Avoiding unprotected sex (choice A) is important for overall health but is not directly related to clozapine use. Reducing foods high in polyunsaturated fats (choice C) is not a priority as it does not impact the safety or effectiveness of clozapine. Using over-the-counter preparations for rashes (choice D) is not advised as rashes can be a side effect of clozapine, and professional medical advice should be sought.
Which of the following statements by a patient with anorexia nervosa indicates a need for further education?
- A. I want to gain weight, but only if I can stay under 120 pounds.
- B. I understand that my body weight is dangerously low.
- C. I know that food is the enemy and I need to avoid it at all costs.
- D. I am willing to work with my healthcare team to improve my nutrition.
Correct Answer: C
Rationale: The correct answer is C because it indicates a misunderstanding of anorexia nervosa. Patients with anorexia often see food as the enemy, which is a distorted perception. Understanding that food is necessary for nourishment and health is crucial in recovery. Choice A shows an unhealthy weight goal, choice B shows awareness of low weight, and choice D shows willingness to work with the healthcare team, all of which are positive signs.

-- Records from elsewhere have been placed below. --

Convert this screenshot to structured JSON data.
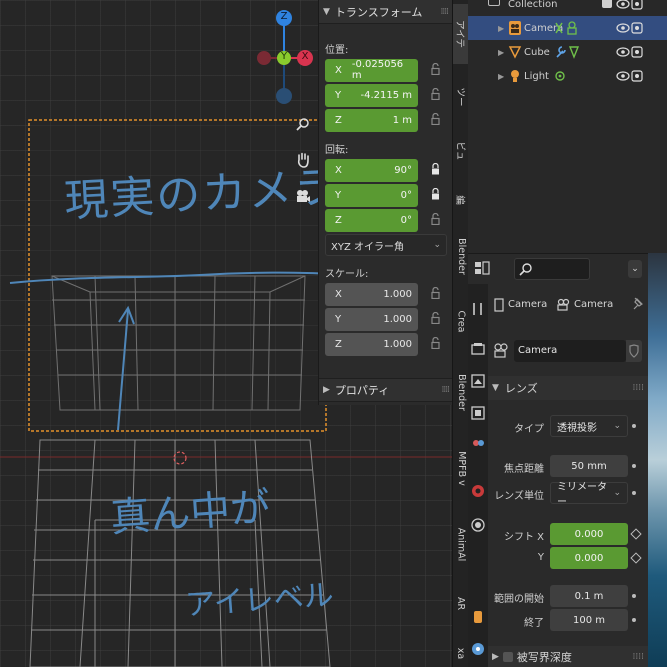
{
  "npanel": {
    "transform_title": "トランスフォーム",
    "location_label": "位置:",
    "location": [
      {
        "axis": "X",
        "value": "-0.025056 m"
      },
      {
        "axis": "Y",
        "value": "-4.2115 m"
      },
      {
        "axis": "Z",
        "value": "1 m"
      }
    ],
    "rotation_label": "回転:",
    "rotation": [
      {
        "axis": "X",
        "value": "90°"
      },
      {
        "axis": "Y",
        "value": "0°"
      },
      {
        "axis": "Z",
        "value": "0°"
      }
    ],
    "rotation_mode": "XYZ オイラー角",
    "scale_label": "スケール:",
    "scale": [
      {
        "axis": "X",
        "value": "1.000"
      },
      {
        "axis": "Y",
        "value": "1.000"
      },
      {
        "axis": "Z",
        "value": "1.000"
      }
    ],
    "properties_title": "プロパティ"
  },
  "tabs": [
    "アイテ",
    "ツー",
    "ビュ",
    "編",
    "Blender",
    "Crea",
    "Blender",
    "MPFB v",
    "AnimAl",
    "AR",
    "xa"
  ],
  "gizmo": {
    "z": "Z",
    "y": "Y",
    "x": "X"
  },
  "outliner": {
    "collection_label": "Collection",
    "items": [
      {
        "label": "Camera",
        "selected": true
      },
      {
        "label": "Cube",
        "selected": false
      },
      {
        "label": "Light",
        "selected": false
      }
    ]
  },
  "properties": {
    "search_placeholder": "",
    "breadcrumb_object": "Camera",
    "breadcrumb_data": "Camera",
    "datablock_name": "Camera",
    "lens_title": "レンズ",
    "type_label": "タイプ",
    "type_value": "透視投影",
    "focal_label": "焦点距離",
    "focal_value": "50 mm",
    "lens_unit_label": "レンズ単位",
    "lens_unit_value": "ミリメーター",
    "shift_x_label": "シフト X",
    "shift_x_value": "0.000",
    "shift_y_label": "Y",
    "shift_y_value": "0.000",
    "clip_start_label": "範囲の開始",
    "clip_start_value": "0.1 m",
    "clip_end_label": "終了",
    "clip_end_value": "100 m",
    "dof_title": "被写界深度"
  },
  "annotations": {
    "top": "現実のカメラ",
    "bottom_line1": "真ん中が",
    "bottom_line2": "アイレベル"
  },
  "colors": {
    "selection_blue": "#334d80",
    "field_green": "#5a9a32",
    "camera_frame_orange": "#e3902a",
    "handwriting_blue": "#4f86b8",
    "gizmo_x": "#d8344f",
    "gizmo_y": "#8acb2d",
    "gizmo_z": "#2f83e0"
  }
}
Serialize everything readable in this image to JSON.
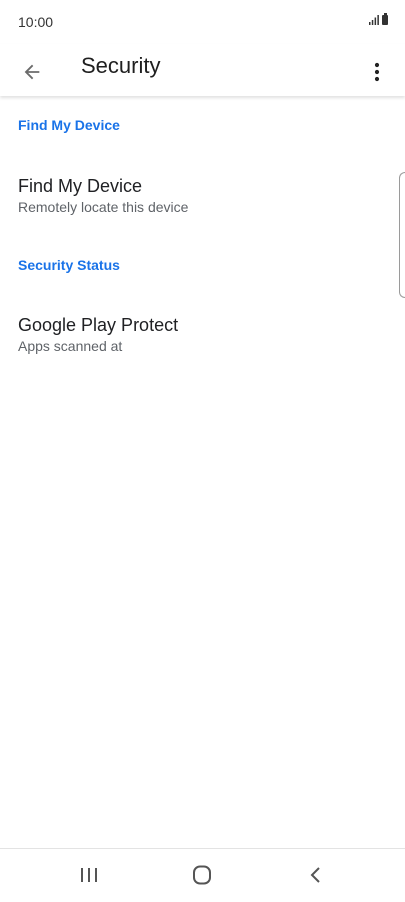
{
  "status_bar": {
    "time": "10:00"
  },
  "app_bar": {
    "title": "Security",
    "back_icon": "arrow-back-icon",
    "overflow_icon": "more-vert-icon"
  },
  "sections": [
    {
      "header": "Find My Device",
      "items": [
        {
          "title": "Find My Device",
          "summary": "Remotely locate this device"
        }
      ]
    },
    {
      "header": "Security Status",
      "items": [
        {
          "title": "Google Play Protect",
          "summary": "Apps scanned at"
        }
      ]
    }
  ],
  "nav_bar": {
    "recents_icon": "recents-icon",
    "home_icon": "home-icon",
    "back_icon": "back-chevron-icon"
  },
  "colors": {
    "accent": "#1a73e8",
    "title_text": "#202124",
    "summary_text": "#5f6368"
  }
}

A 28-year-old female client was admitted 3 days ago after she ran nude through the streets shouting that she was the 'Queen of Hearts.' Since admission, the client remains delusional, shouts obscenities, and demonstrates loosely associated thoughts. Based on these data, the nurse should develop a nursing diagnosis of:
- A. Risk for violence
- B. Defensive coping
- C. Disturbed thought processes
- D. Impaired memory
Correct Answer: C
Rationale: The correct answer is C: Disturbed thought processes. The client's behavior of being delusional, shouting obscenities, and demonstrating loosely associated thoughts indicates a disturbance in thought processes. This nursing diagnosis focuses on the client's cognitive functioning and perception of reality.
A: Risk for violence is not the most appropriate diagnosis in this case as there is no direct evidence of the client being a risk to herself or others.
B: Defensive coping does not address the client's specific symptoms of delusions and disorganized thinking.
D: Impaired memory is not the most appropriate diagnosis as the client's symptoms are more indicative of a broader disturbance in thought processes rather than just memory deficits.
Therefore, choice C is the most suitable nursing diagnosis based on the client's presentation of delusional behavior and disorganized thoughts.
In activity 5, all of the following people got sick from the concession stand except
- A. Jose
- B. Lisa
- C. Mia
- D. Ken
Correct Answer: D
Rationale: Assuming Ken did not get sick (context-specific), he is the exception among those listed.
A client with an eating disorder that has resulted in weight loss to a point 15% below normal weight tells the nurse, 'I don't need to be hospitalized. I can control myself.' The nurse continues to prepare the client for hospitalization because the vicious cycle of eating disorder behavior is fueled by:
- A. feelings of power and control resulting from weight loss.
- B. dysfunctional family dynamics.
- C. faulty use of the defense mechanism projection.
- D. lack of superego constraints on behavior.
Correct Answer: A
Rationale: The correct answer is A: feelings of power and control resulting from weight loss. In clients with eating disorders, the behavior is often driven by a sense of control and power gained through weight loss. This reinforces the cycle of the disorder as the individual feels empowered by their ability to restrict food intake. This false sense of control becomes a driving force in the continuation of the disorder.
Incorrect answers:
B: Dysfunctional family dynamics may contribute to the development of an eating disorder, but in this scenario, the client's refusal for hospitalization is more related to their own sense of control rather than family dynamics.
C: Faulty use of the defense mechanism projection is not the primary reason for the client's resistance to hospitalization in this case.
D: Lack of superego constraints on behavior is not the main factor driving the client's refusal for hospitalization.